Not so fast, says Chicago Alderman Edward Burke. He spearheaded a resolution approved by the Chicago City Council telling the senators that they should drop the idea and think of a more worthy agent.
"It's my opinion that Eliot Ness is essentially a Hollywood myth," Burke argues.
Here's what is not up for debate: Al Capone terrorized Chicago for years with gangland-style shootings, and bribed law enforcement officers and others to get his way. So Ness selected the "Untouchables" to go after him: agents considered incorruptible and with special skills.
At the same time, the Internal Revenue Service had Capone in its sights. Retired IRS Special Agent Bob Feusel met former members of the Untouchables when he joined the agency in 1958.
It was during that time that he got to know the real Eliot Ness, and he says he wasn't too impressed. "According to their testimony to me, he was afraid of guns, and he barely left the office," he says.
Federal prosecutor Scott Leeson Sroka, a grandson of one of the Untouchables, says the stories he's heard are entirely different. And he says the parallel investigations by the Prohibition unit and the IRS marked one of the first unified attacks against an organized crime syndicate in U.S. history.

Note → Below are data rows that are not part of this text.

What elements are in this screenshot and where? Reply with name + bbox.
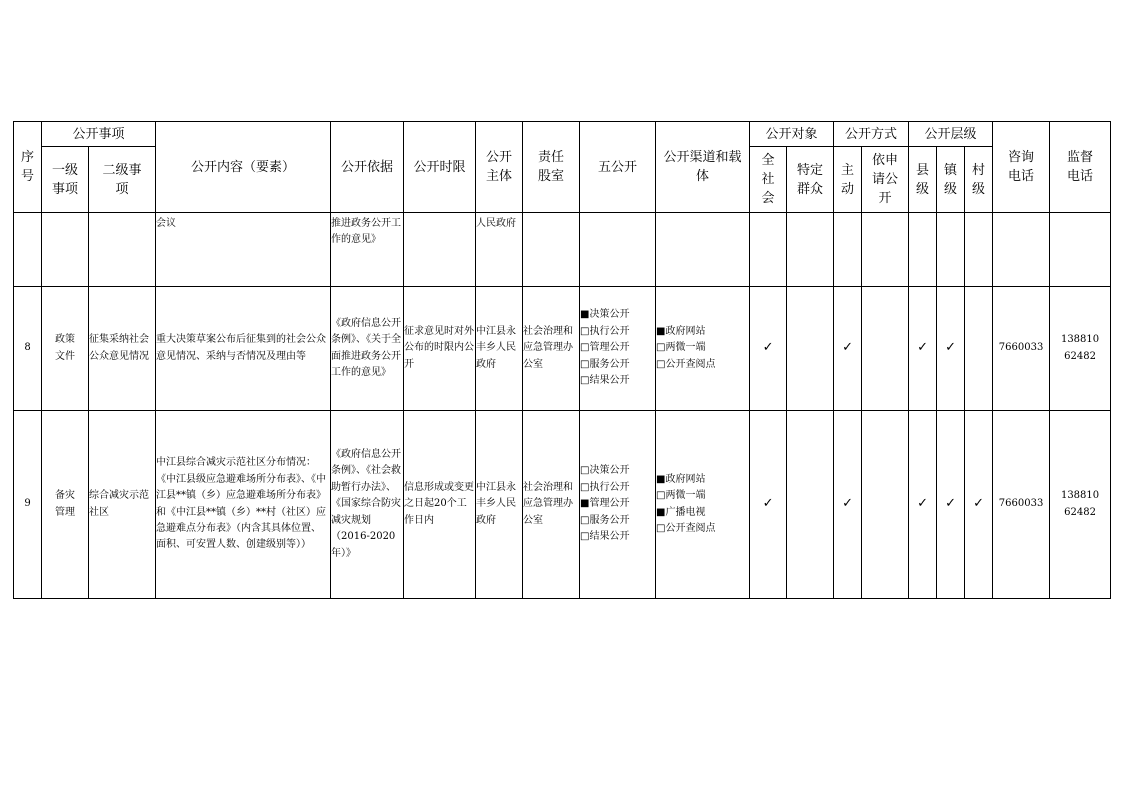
cell-basis: 《政府信息公开条例》、《社会救助暂行办法》、《国家综合防灾减灾规划（2016-2020年）》	[331, 411, 404, 599]
cell-level1: 备灾管理	[42, 411, 89, 599]
cell-time-limit: 信息形成或变更之日起20个工作日内	[404, 411, 476, 599]
header-matter-group: 公开事项	[42, 122, 156, 147]
cell-supervise-tel: 13881062482	[1050, 411, 1111, 599]
cell-time-limit: 征求意见时对外公布的时限内公开	[404, 287, 476, 411]
header-consult-tel: 咨询电话	[993, 122, 1050, 213]
channel-gov-website: ■政府网站	[656, 325, 706, 337]
five-open-result: □结果公开	[580, 531, 630, 543]
cell-seq: 9	[14, 411, 42, 599]
five-open-service: □服务公开	[580, 358, 630, 370]
header-level-group: 公开层级	[909, 122, 993, 147]
header-dept: 责任股室	[523, 122, 580, 213]
cell-channel	[656, 411, 750, 599]
header-supervise-tel: 监督电话	[1050, 122, 1111, 213]
channel-reading-point: □公开查阅点	[656, 522, 716, 534]
cell-channel	[656, 287, 750, 411]
header-subject: 公开主体	[476, 122, 523, 213]
check-town: ✓	[937, 411, 965, 599]
channel-gov-website: ■政府网站	[656, 473, 706, 485]
cell-level1: 政策文件	[42, 287, 89, 411]
check-active: ✓	[834, 287, 862, 411]
cell-supervise-tel: 13881062482	[1050, 287, 1111, 411]
header-town: 镇级	[937, 147, 965, 213]
cell-content: 重大决策草案公布后征集到的社会公众意见情况、采纳与否情况及理由等	[156, 287, 331, 411]
cell-content: 中江县综合减灾示范社区分布情况：《中江县级应急避难场所分布表》、《中江县**镇（乡）应急避难场所分布表》和《中江县**镇（乡）**村（社区）应急避难点分布表》（内含其具体位置、面积、可安置人数、创建级别等））	[156, 411, 331, 599]
cell-basis: 推进政务公开工作的意见》	[331, 213, 404, 287]
header-time-limit: 公开时限	[404, 122, 476, 213]
header-five-open: 五公开	[580, 122, 656, 213]
header-target-group: 公开对象	[750, 122, 834, 147]
cell-seq: 8	[14, 287, 42, 411]
cell-level2: 综合减灾示范社区	[89, 411, 156, 599]
cell-level2: 征集采纳社会公众意见情况	[89, 287, 156, 411]
cell-dept: 社会治理和应急管理办公室	[523, 411, 580, 599]
check-all-society: ✓	[750, 411, 787, 599]
check-town: ✓	[937, 287, 965, 411]
five-open-decision: □决策公开	[580, 465, 630, 477]
header-specific: 特定群众	[787, 147, 834, 213]
header-method-group: 公开方式	[834, 122, 909, 147]
header-county: 县级	[909, 147, 937, 213]
cell-five-open	[580, 411, 656, 599]
check-active: ✓	[834, 411, 862, 599]
table-row	[14, 411, 1111, 599]
header-content: 公开内容（要素）	[156, 122, 331, 213]
header-seq: 序号	[14, 122, 42, 213]
channel-reading-point: □公开查阅点	[656, 358, 716, 370]
disclosure-table	[13, 121, 1111, 599]
cell-five-open	[580, 287, 656, 411]
header-all-society: 全社会	[750, 147, 787, 213]
check-on-request	[862, 287, 909, 411]
cell-consult-tel: 7660033	[993, 287, 1050, 411]
five-open-decision: ■决策公开	[580, 309, 630, 321]
table-row-continued	[14, 213, 1111, 287]
cell-consult-tel: 7660033	[993, 411, 1050, 599]
five-open-management: ■管理公开	[580, 498, 630, 510]
five-open-result: □结果公开	[580, 375, 630, 387]
table-row	[14, 287, 1111, 411]
check-specific	[787, 411, 834, 599]
header-basis: 公开依据	[331, 122, 404, 213]
channel-wechat-weibo: □两微一端	[656, 342, 706, 354]
cell-subject: 人民政府	[476, 213, 523, 287]
header-level2: 二级事项	[89, 147, 156, 213]
check-all-society: ✓	[750, 287, 787, 411]
check-village: ✓	[965, 411, 993, 599]
cell-subject: 中江县永丰乡人民政府	[476, 411, 523, 599]
cell-content: 会议	[156, 213, 331, 287]
channel-broadcast-tv: ■广播电视	[656, 506, 706, 518]
header-on-request: 依申请公开	[862, 147, 909, 213]
header-channel: 公开渠道和载体	[656, 122, 750, 213]
check-village	[965, 287, 993, 411]
check-county: ✓	[909, 287, 937, 411]
header-active: 主动	[834, 147, 862, 213]
five-open-service: □服务公开	[580, 514, 630, 526]
five-open-execution: □执行公开	[580, 481, 630, 493]
check-county: ✓	[909, 411, 937, 599]
cell-basis: 《政府信息公开条例》、《关于全面推进政务公开工作的意见》	[331, 287, 404, 411]
header-village: 村级	[965, 147, 993, 213]
cell-subject: 中江县永丰乡人民政府	[476, 287, 523, 411]
channel-wechat-weibo: □两微一端	[656, 490, 706, 502]
header-level1: 一级事项	[42, 147, 89, 213]
check-specific	[787, 287, 834, 411]
cell-dept: 社会治理和应急管理办公室	[523, 287, 580, 411]
check-on-request	[862, 411, 909, 599]
five-open-management: □管理公开	[580, 342, 630, 354]
five-open-execution: □执行公开	[580, 325, 630, 337]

The Untouchables, Sroka says, "were literally tearing apart Capone's production facilities and making him unable to conduct his business."
Ness, a smart guy going after the wiseguys, became the face of organized crime-fighting in Chicago. Nearly 30 years later, the agent's exploits — and some invented ones — were hyped by actor Robert Stack in the television series The Untouchables. Kevin Costner later portrayed the agent in a 1987 movie of the same name.
So why rail against putting Ness' name on a building in Washington?
Alderman Burke says he would "like to have Chicago history reflected in the appropriate, truthful way."
But there's no indication that the U.S. senators are backing off their resolution to name the ATF building for Ness — and a statement from the ATF calls Ness a proven and innovative leader.